I'll take passive perception and insight out of the game long before I ever take out active rolling. The latter harms the game too much in my opinion.
The bolded is irrelevant here as the DM IMO should be making the vast majority of these type of rolls in secret anyway.
 

At our table, per the PHB, it is "to recall lore about historical events, legendary people, ancient kingdoms, past disputes, recent wars, and lost civilizations."

For example:

Player: "I look closely at the mural to see if it rings any bells about what I learned during my days working as a librarian"
DM: "Give me a DC 10 Intelligence(History) roll. Succeed and I'll tell you some important info about the mural. Fail, and you'll just get some basic, fuzzier details."
Assuming there's info there to be gleaned, I always have rolls like that be on an informal sliding scale rather than just simple pass-fail. On a 1, you haven't got a clue. On a 5, say, a few fuzzy high-level details. On a 10, some more clarity; and so on up to a 20 where you get more detail than you probably want. :)
 

Not in OD&D or 1e they weren't. Not the kind of story you mean.
Yes in exactly the way I mean - just not in the way you mean. Stories are what happened and a good game encourages interesting stories to grow out of it. And pre-Dragonlance did through artificial environments that were designed for interest not for realism (the ear seeker makes no sense in any environment and e.g. lurkers above, lurkers below, and gelatinous cubes are jump-scare monsters) and the characters have expected character arcs from "part of a mob-handed team with hirelings" from levels 1-4 to the hirelings becoming chaff and the party going in as a team without hirelings to "by this axe I rule" and the PCs getting defined lands or guilds or churches at level 10-ishn and retire from most orthodox adventuring to become movers and shakers.

This is as much hard coded story as most good modern narrative games have. The fundamental rule is "play to see what happens". And what makes something a storygame as opposed to a trad RPG was defined when the term was created as irrevocable changes and bounded play with an intended endgame rather than being open ended. The first storygame was My Life With Master which told the story of a group of minions who are cruelly treated by a master (played by the GM) until one rebels and tries to kill the master - when either they win and the master dies or they lose and they die. This is about the same level of hard coding of oD&D. A couple of outline story beats for character development (as oD&D had) with some worldbuilding that was different for almost every game (as oD&D had). It just had a much shorter story arc.

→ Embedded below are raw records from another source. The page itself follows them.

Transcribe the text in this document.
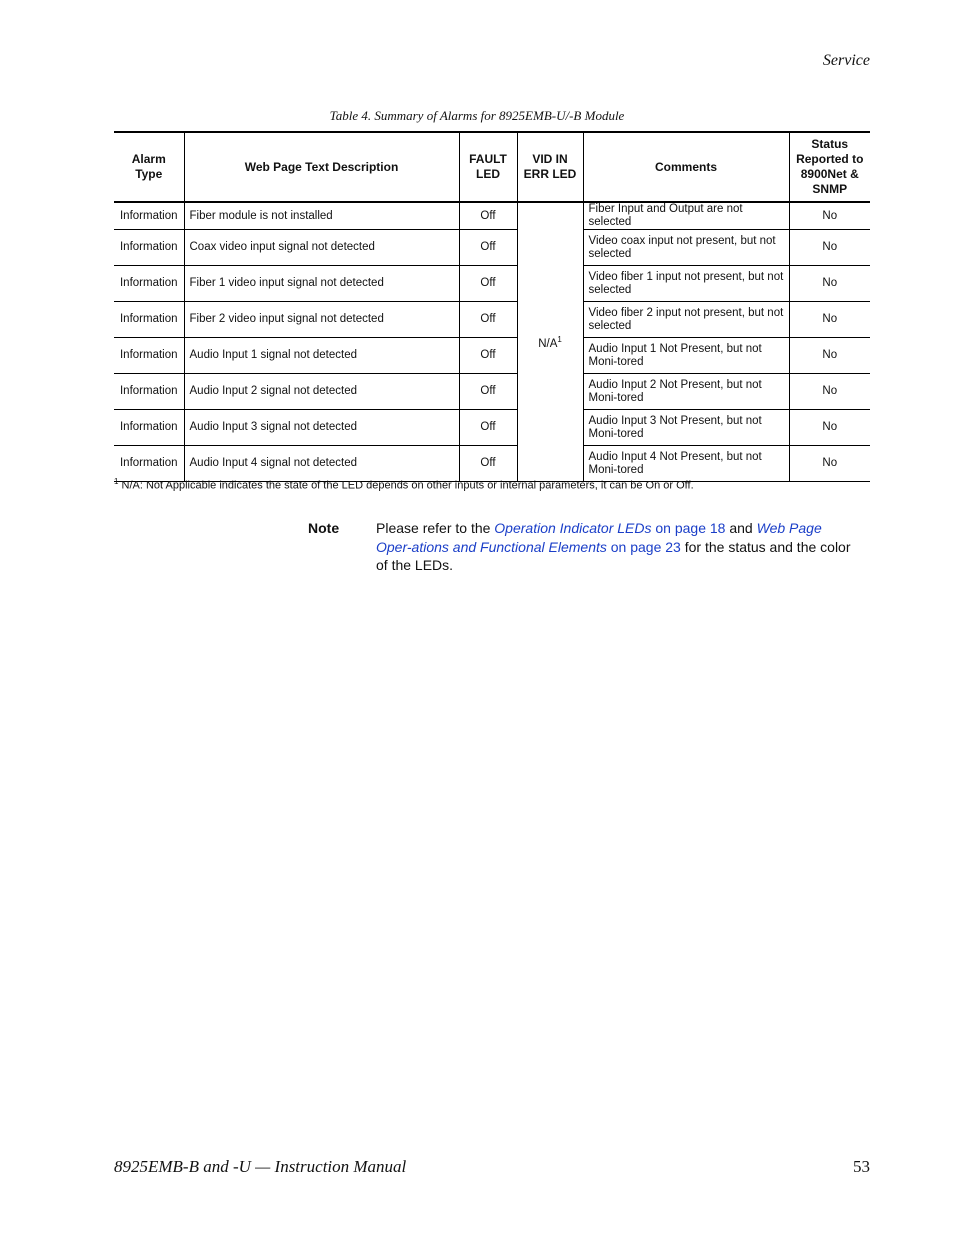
Service
Table 4. Summary of Alarms for 8925EMB-U/-B Module
Alarm Type	Web Page Text Description	FAULT LED	VID IN ERR LED	Comments	Status Reported to 8900Net & SNMP
Information	Fiber module is not installed	Off	$N/A^1$	Fiber Input and Output are not selected	No
Information	Coax video input signal not detected	Off		Video coax input not present, but not selected	No
Information	Fiber 1 video input signal not detected	Off		Video fiber 1 input not present, but not selected	No
Information	Fiber 2 video input signal not detected	Off		Video fiber 2 input not present, but not selected	No
Information	Audio Input 1 signal not detected	Off		Audio Input 1 Not Present, but not Moni-tored	No
Information	Audio Input 2 signal not detected	Off		Audio Input 2 Not Present, but not Moni-tored	No
Information	Audio Input 3 signal not detected	Off		Audio Input 3 Not Present, but not Moni-tored	No
Information	Audio Input 4 signal not detected	Off		Audio Input 4 Not Present, but not Moni-tored	No
$^1$ N/A: Not Applicable indicates the state of the LED depends on other inputs or internal parameters, it can be On or Off.
Note	Please refer to the Operation Indicator LEDs on page 18 and Web Page Oper-ations and Functional Elements on page 23 for the status and the color of the LEDs.
8925EMB-B and -U — Instruction Manual	53
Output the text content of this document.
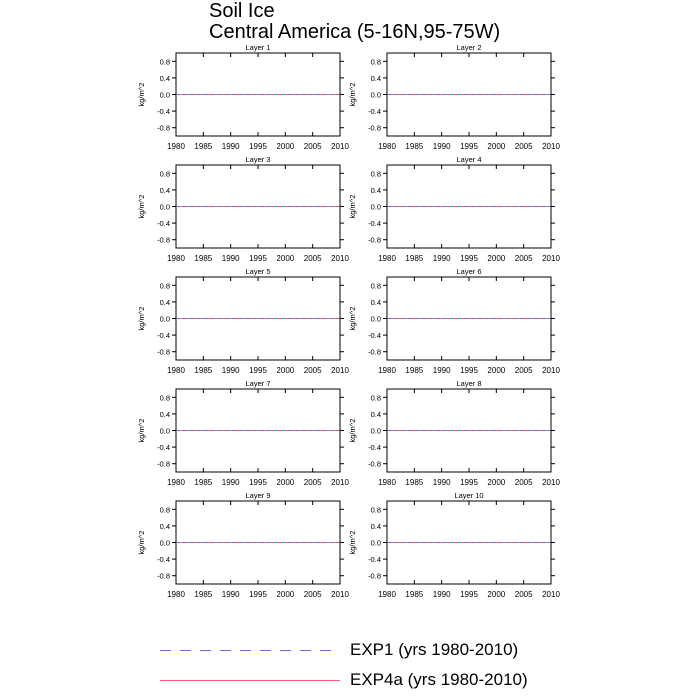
Soil Ice
Central America (5-16N,95-75W)
Layer 1
1980 1985 1990 1995 2000 2005 2010
0.8
0.4
0.0
-0.4
-0.8
kg/m^2
Layer 2
1980 1985 1990 1995 2000 2005 2010
0.8
0.4
0.0
-0.4
-0.8
kg/m^2
Layer 3
1980 1985 1990 1995 2000 2005 2010
0.8
0.4
0.0
-0.4
-0.8
kg/m^2
Layer 4
1980 1985 1990 1995 2000 2005 2010
0.8
0.4
0.0
-0.4
-0.8
kg/m^2
Layer 5
1980 1985 1990 1995 2000 2005 2010
0.8
0.4
0.0
-0.4
-0.8
kg/m^2
Layer 6
1980 1985 1990 1995 2000 2005 2010
0.8
0.4
0.0
-0.4
-0.8
kg/m^2
Layer 7
1980 1985 1990 1995 2000 2005 2010
0.8
0.4
0.0
-0.4
-0.8
kg/m^2
Layer 8
1980 1985 1990 1995 2000 2005 2010
0.8
0.4
0.0
-0.4
-0.8
kg/m^2
Layer 9
1980 1985 1990 1995 2000 2005 2010
0.8
0.4
0.0
-0.4
-0.8
kg/m^2
Layer 10
1980 1985 1990 1995 2000 2005 2010
0.8
0.4
0.0
-0.4
-0.8
kg/m^2
EXP1 (yrs 1980-2010)
EXP4a (yrs 1980-2010)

What you mean by narrative I suspect is the hard coded adventure paths and metaplot that took over starting with Dragonlance (and an absurd amount of GM force) where the PCs are guided from plot point to plot point and where the story is written in advance. Modern narrative games are a reaction against that. Play to see what happens, and stories are about character growth and change with the PCs able to affect things in ways where the outcomes are unforseen. Stories are about change and character growth - and a clear marker of that is that someone ends the story in a different place from where they started (generally in more consequential ways than having gained a couple of spells and half a dozen hit points).
 

I know a fair amount of useless trivia, but I don't have an eidetic memory. So if you ask me about the history of early computers, I might remember Babbage's analytical engine. I might even remember that Ada Lovelace figured out how to write a simple program but that it wasn't until much later when we had the first electronic computer, the ENIAC. But maybe I forget all about Turing and his contributions.

People simply don't remember everything they've ever learned, what they remember or have studied in the past is uncertain. We use dice to resolve uncertainty. You may not consider it an action just because it is not overtly physical, I do and the book does as well.
Yeah sometimes you have to rummage around in the mind palace to recall something. Most of the time, a forgotten detail will remain buried until it's suddenly relevant and then you'll be like "oh yeah, that is a thing!".